Все эти светлые образы друзей всегда выступают в памяти, когда в неделю перед Великим постом читаю или слышу в церкви (теперь так редко приходится там бывать) притчу о Страшном Суде, где говорится: «в темнице бые и придохом ко мне», тогда с особым приливом благодарности вспоминаются мне все добрые друзья, и я молюсь о них и благодарю за них. Если были тяжкие минуты в те годы, не только физические, но и моральные, то доброта, забота не только друзей, но совсем посторонних людей, которых Бог в своем милосердии посылал нам на жизненном пути, несли нам утешение и поддержку и помогали нам видеть, для чего идем мы этим путем, за который мы должны в смирении благодарить Бога и Отца нашего, который ежеминутно озарял его Своей заботой и любовью.

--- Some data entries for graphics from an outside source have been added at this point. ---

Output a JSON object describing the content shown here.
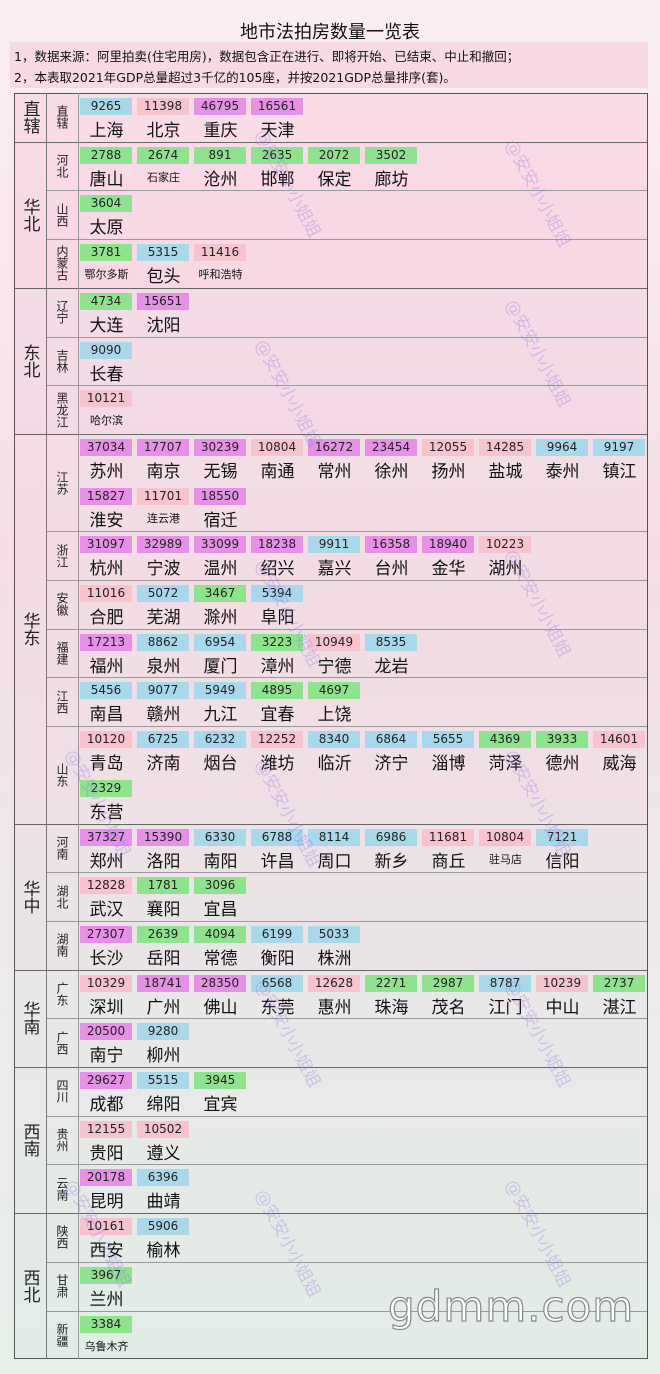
{
  "title": "地市法拍房数量一览表",
  "notes": [
    "1，数据来源：阿里拍卖(住宅用房)，数据包含正在进行、即将开始、已结束、中止和撤回；",
    "2，本表取2021年GDP总量超过3千亿的105座，并按2021GDP总量排序(套)。"
  ],
  "watermark": "@安安小小姐姐",
  "site": "gdmm.com",
  "regions": [
    {
      "name": "直辖",
      "provinces": [
        {
          "name": "直辖",
          "cities": [
            {
              "name": "上海",
              "count": 9265,
              "color": "#a8d8ea"
            },
            {
              "name": "北京",
              "count": 11398,
              "color": "#f6c3cf"
            },
            {
              "name": "重庆",
              "count": 46795,
              "color": "#e690e8"
            },
            {
              "name": "天津",
              "count": 16561,
              "color": "#e690e8"
            }
          ]
        }
      ]
    },
    {
      "name": "华北",
      "provinces": [
        {
          "name": "河北",
          "cities": [
            {
              "name": "唐山",
              "count": 2788,
              "color": "#90e38e"
            },
            {
              "name": "石家庄",
              "count": 2674,
              "color": "#90e38e"
            },
            {
              "name": "沧州",
              "count": 891,
              "color": "#90e38e"
            },
            {
              "name": "邯郸",
              "count": 2635,
              "color": "#90e38e"
            },
            {
              "name": "保定",
              "count": 2072,
              "color": "#90e38e"
            },
            {
              "name": "廊坊",
              "count": 3502,
              "color": "#90e38e"
            }
          ]
        },
        {
          "name": "山西",
          "cities": [
            {
              "name": "太原",
              "count": 3604,
              "color": "#90e38e"
            }
          ]
        },
        {
          "name": "内蒙古",
          "cities": [
            {
              "name": "鄂尔多斯",
              "count": 3781,
              "color": "#90e38e"
            },
            {
              "name": "包头",
              "count": 5315,
              "color": "#a8d8ea"
            },
            {
              "name": "呼和浩特",
              "count": 11416,
              "color": "#f6c3cf"
            }
          ]
        }
      ]
    },
    {
      "name": "东北",
      "provinces": [
        {
          "name": "辽宁",
          "cities": [
            {
              "name": "大连",
              "count": 4734,
              "color": "#90e38e"
            },
            {
              "name": "沈阳",
              "count": 15651,
              "color": "#e690e8"
            }
          ]
        },
        {
          "name": "吉林",
          "cities": [
            {
              "name": "长春",
              "count": 9090,
              "color": "#a8d8ea"
            }
          ]
        },
        {
          "name": "黑龙江",
          "cities": [
            {
              "name": "哈尔滨",
              "count": 10121,
              "color": "#f6c3cf"
            }
          ]
        }
      ]
    },
    {
      "name": "华东",
      "provinces": [
        {
          "name": "江苏",
          "cities": [
            {
              "name": "苏州",
              "count": 37034,
              "color": "#e690e8"
            },
            {
              "name": "南京",
              "count": 17707,
              "color": "#e690e8"
            },
            {
              "name": "无锡",
              "count": 30239,
              "color": "#e690e8"
            },
            {
              "name": "南通",
              "count": 10804,
              "color": "#f6c3cf"
            },
            {
              "name": "常州",
              "count": 16272,
              "color": "#e690e8"
            },
            {
              "name": "徐州",
              "count": 23454,
              "color": "#e690e8"
            },
            {
              "name": "扬州",
              "count": 12055,
              "color": "#f6c3cf"
            },
            {
              "name": "盐城",
              "count": 14285,
              "color": "#f6c3cf"
            },
            {
              "name": "泰州",
              "count": 9964,
              "color": "#a8d8ea"
            },
            {
              "name": "镇江",
              "count": 9197,
              "color": "#a8d8ea"
            },
            {
              "name": "淮安",
              "count": 15827,
              "color": "#e690e8"
            },
            {
              "name": "连云港",
              "count": 11701,
              "color": "#f6c3cf"
            },
            {
              "name": "宿迁",
              "count": 18550,
              "color": "#e690e8"
            }
          ]
        },
        {
          "name": "浙江",
          "cities": [
            {
              "name": "杭州",
              "count": 31097,
              "color": "#e690e8"
            },
            {
              "name": "宁波",
              "count": 32989,
              "color": "#e690e8"
            },
            {
              "name": "温州",
              "count": 33099,
              "color": "#e690e8"
            },
            {
              "name": "绍兴",
              "count": 18238,
              "color": "#e690e8"
            },
            {
              "name": "嘉兴",
              "count": 9911,
              "color": "#a8d8ea"
            },
            {
              "name": "台州",
              "count": 16358,
              "color": "#e690e8"
            },
            {
              "name": "金华",
              "count": 18940,
              "color": "#e690e8"
            },
            {
              "name": "湖州",
              "count": 10223,
              "color": "#f6c3cf"
            }
          ]
        },
        {
          "name": "安徽",
          "cities": [
            {
              "name": "合肥",
              "count": 11016,
              "color": "#f6c3cf"
            },
            {
              "name": "芜湖",
              "count": 5072,
              "color": "#a8d8ea"
            },
            {
              "name": "滁州",
              "count": 3467,
              "color": "#90e38e"
            },
            {
              "name": "阜阳",
              "count": 5394,
              "color": "#a8d8ea"
            }
          ]
        },
        {
          "name": "福建",
          "cities": [
            {
              "name": "福州",
              "count": 17213,
              "color": "#e690e8"
            },
            {
              "name": "泉州",
              "count": 8862,
              "color": "#a8d8ea"
            },
            {
              "name": "厦门",
              "count": 6954,
              "color": "#a8d8ea"
            },
            {
              "name": "漳州",
              "count": 3223,
              "color": "#90e38e"
            },
            {
              "name": "宁德",
              "count": 10949,
              "color": "#f6c3cf"
            },
            {
              "name": "龙岩",
              "count": 8535,
              "color": "#a8d8ea"
            }
          ]
        },
        {
          "name": "江西",
          "cities": [
            {
              "name": "南昌",
              "count": 5456,
              "color": "#a8d8ea"
            },
            {
              "name": "赣州",
              "count": 9077,
              "color": "#a8d8ea"
            },
            {
              "name": "九江",
              "count": 5949,
              "color": "#a8d8ea"
            },
            {
              "name": "宜春",
              "count": 4895,
              "color": "#90e38e"
            },
            {
              "name": "上饶",
              "count": 4697,
              "color": "#90e38e"
            }
          ]
        },
        {
          "name": "山东",
          "cities": [
            {
              "name": "青岛",
              "count": 10120,
              "color": "#f6c3cf"
            },
            {
              "name": "济南",
              "count": 6725,
              "color": "#a8d8ea"
            },
            {
              "name": "烟台",
              "count": 6232,
              "color": "#a8d8ea"
            },
            {
              "name": "潍坊",
              "count": 12252,
              "color": "#f6c3cf"
            },
            {
              "name": "临沂",
              "count": 8340,
              "color": "#a8d8ea"
            },
            {
              "name": "济宁",
              "count": 6864,
              "color": "#a8d8ea"
            },
            {
              "name": "淄博",
              "count": 5655,
              "color": "#a8d8ea"
            },
            {
              "name": "菏泽",
              "count": 4369,
              "color": "#90e38e"
            },
            {
              "name": "德州",
              "count": 3933,
              "color": "#90e38e"
            },
            {
              "name": "威海",
              "count": 14601,
              "color": "#f6c3cf"
            },
            {
              "name": "东营",
              "count": 2329,
              "color": "#90e38e"
            }
          ]
        }
      ]
    },
    {
      "name": "华中",
      "provinces": [
        {
          "name": "河南",
          "cities": [
            {
              "name": "郑州",
              "count": 37327,
              "color": "#e690e8"
            },
            {
              "name": "洛阳",
              "count": 15390,
              "color": "#e690e8"
            },
            {
              "name": "南阳",
              "count": 6330,
              "color": "#a8d8ea"
            },
            {
              "name": "许昌",
              "count": 6788,
              "color": "#a8d8ea"
            },
            {
              "name": "周口",
              "count": 8114,
              "color": "#a8d8ea"
            },
            {
              "name": "新乡",
              "count": 6986,
              "color": "#a8d8ea"
            },
            {
              "name": "商丘",
              "count": 11681,
              "color": "#f6c3cf"
            },
            {
              "name": "驻马店",
              "count": 10804,
              "color": "#f6c3cf"
            },
            {
              "name": "信阳",
              "count": 7121,
              "color": "#a8d8ea"
            }
          ]
        },
        {
          "name": "湖北",
          "cities": [
            {
              "name": "武汉",
              "count": 12828,
              "color": "#f6c3cf"
            },
            {
              "name": "襄阳",
              "count": 1781,
              "color": "#90e38e"
            },
            {
              "name": "宜昌",
              "count": 3096,
              "color": "#90e38e"
            }
          ]
        },
        {
          "name": "湖南",
          "cities": [
            {
              "name": "长沙",
              "count": 27307,
              "color": "#e690e8"
            },
            {
              "name": "岳阳",
              "count": 2639,
              "color": "#90e38e"
            },
            {
              "name": "常德",
              "count": 4094,
              "color": "#90e38e"
            },
            {
              "name": "衡阳",
              "count": 6199,
              "color": "#a8d8ea"
            },
            {
              "name": "株洲",
              "count": 5033,
              "color": "#a8d8ea"
            }
          ]
        }
      ]
    },
    {
      "name": "华南",
      "provinces": [
        {
          "name": "广东",
          "cities": [
            {
              "name": "深圳",
              "count": 10329,
              "color": "#f6c3cf"
            },
            {
              "name": "广州",
              "count": 18741,
              "color": "#e690e8"
            },
            {
              "name": "佛山",
              "count": 28350,
              "color": "#e690e8"
            },
            {
              "name": "东莞",
              "count": 6568,
              "color": "#a8d8ea"
            },
            {
              "name": "惠州",
              "count": 12628,
              "color": "#f6c3cf"
            },
            {
              "name": "珠海",
              "count": 2271,
              "color": "#90e38e"
            },
            {
              "name": "茂名",
              "count": 2987,
              "color": "#90e38e"
            },
            {
              "name": "江门",
              "count": 8787,
              "color": "#a8d8ea"
            },
            {
              "name": "中山",
              "count": 10239,
              "color": "#f6c3cf"
            },
            {
              "name": "湛江",
              "count": 2737,
              "color": "#90e38e"
            }
          ]
        },
        {
          "name": "广西",
          "cities": [
            {
              "name": "南宁",
              "count": 20500,
              "color": "#e690e8"
            },
            {
              "name": "柳州",
              "count": 9280,
              "color": "#a8d8ea"
            }
          ]
        }
      ]
    },
    {
      "name": "西南",
      "provinces": [
        {
          "name": "四川",
          "cities": [
            {
              "name": "成都",
              "count": 29627,
              "color": "#e690e8"
            },
            {
              "name": "绵阳",
              "count": 5515,
              "color": "#a8d8ea"
            },
            {
              "name": "宜宾",
              "count": 3945,
              "color": "#90e38e"
            }
          ]
        },
        {
          "name": "贵州",
          "cities": [
            {
              "name": "贵阳",
              "count": 12155,
              "color": "#f6c3cf"
            },
            {
              "name": "遵义",
              "count": 10502,
              "color": "#f6c3cf"
            }
          ]
        },
        {
          "name": "云南",
          "cities": [
            {
              "name": "昆明",
              "count": 20178,
              "color": "#e690e8"
            },
            {
              "name": "曲靖",
              "count": 6396,
              "color": "#a8d8ea"
            }
          ]
        }
      ]
    },
    {
      "name": "西北",
      "provinces": [
        {
          "name": "陕西",
          "cities": [
            {
              "name": "西安",
              "count": 10161,
              "color": "#f6c3cf"
            },
            {
              "name": "榆林",
              "count": 5906,
              "color": "#a8d8ea"
            }
          ]
        },
        {
          "name": "甘肃",
          "cities": [
            {
              "name": "兰州",
              "count": 3967,
              "color": "#90e38e"
            }
          ]
        },
        {
          "name": "新疆",
          "cities": [
            {
              "name": "乌鲁木齐",
              "count": 3384,
              "color": "#90e38e"
            }
          ]
        }
      ]
    }
  ]
}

Вспоминаю, когда много позже мы оказались в Англии, нас расспрашивали о наших похождениях, которые тогда еще не были так избиты, как теперь, когда тысячам удалось убежать от ужасов Совдепии, то меня поражало обычное вступление к расспросам в виде: «You will excuse our asking you? It must be too painful to speak about all this?»[178] Как будто больно или неприятно вспоминать и говорить о любви к вам Отца Небесного, доброте друзей, чудесах Милосердия Божьего, о ласке и помощи стольких людей, которых мы встречали и которые мне казались живым примером к тому, чему учили нас наши дорогие родители. Вспоминается мне один случай, как одна молодая еврейка пришла к нам в лагерь и сказала, что принесла передачу для священников. Таких среди нас было трое. В передаче были селедки и хлеб. Тогда это считалось роскошью. От Самариных позже я узнала ее историю. Она тайком от семьи ходила в церковь к православной службе, приобрела Евангелие, стала его изучать, затем стала учиться у священника и, наконец, крестилась. Когда родители узнали об этом, то выгнали ее из дома, она оказалась на улице без средств. Ее приютили добрые люди. Она посвятила себя служению заключенным священникам, разнося им передачи. Тогда в каждой церкви был организован сбор для заключенных, а перед Рождеством и Пасхой собирали и вещи помимо еды. В каждом приходе разносили по известным дням передачи. Чаще это были женщины, так как мужчины сидели по тюрьмам. Она была одной из таких разносчиц. Я с ней подружилась. Она передавала мне маленькие Евангелия для раздачи. Потом я бывала у нее в маленькой чистой комнатке. Где она теперь, не знаю, но поминаю ее в своих грешных молитвах, как и других благотворителей.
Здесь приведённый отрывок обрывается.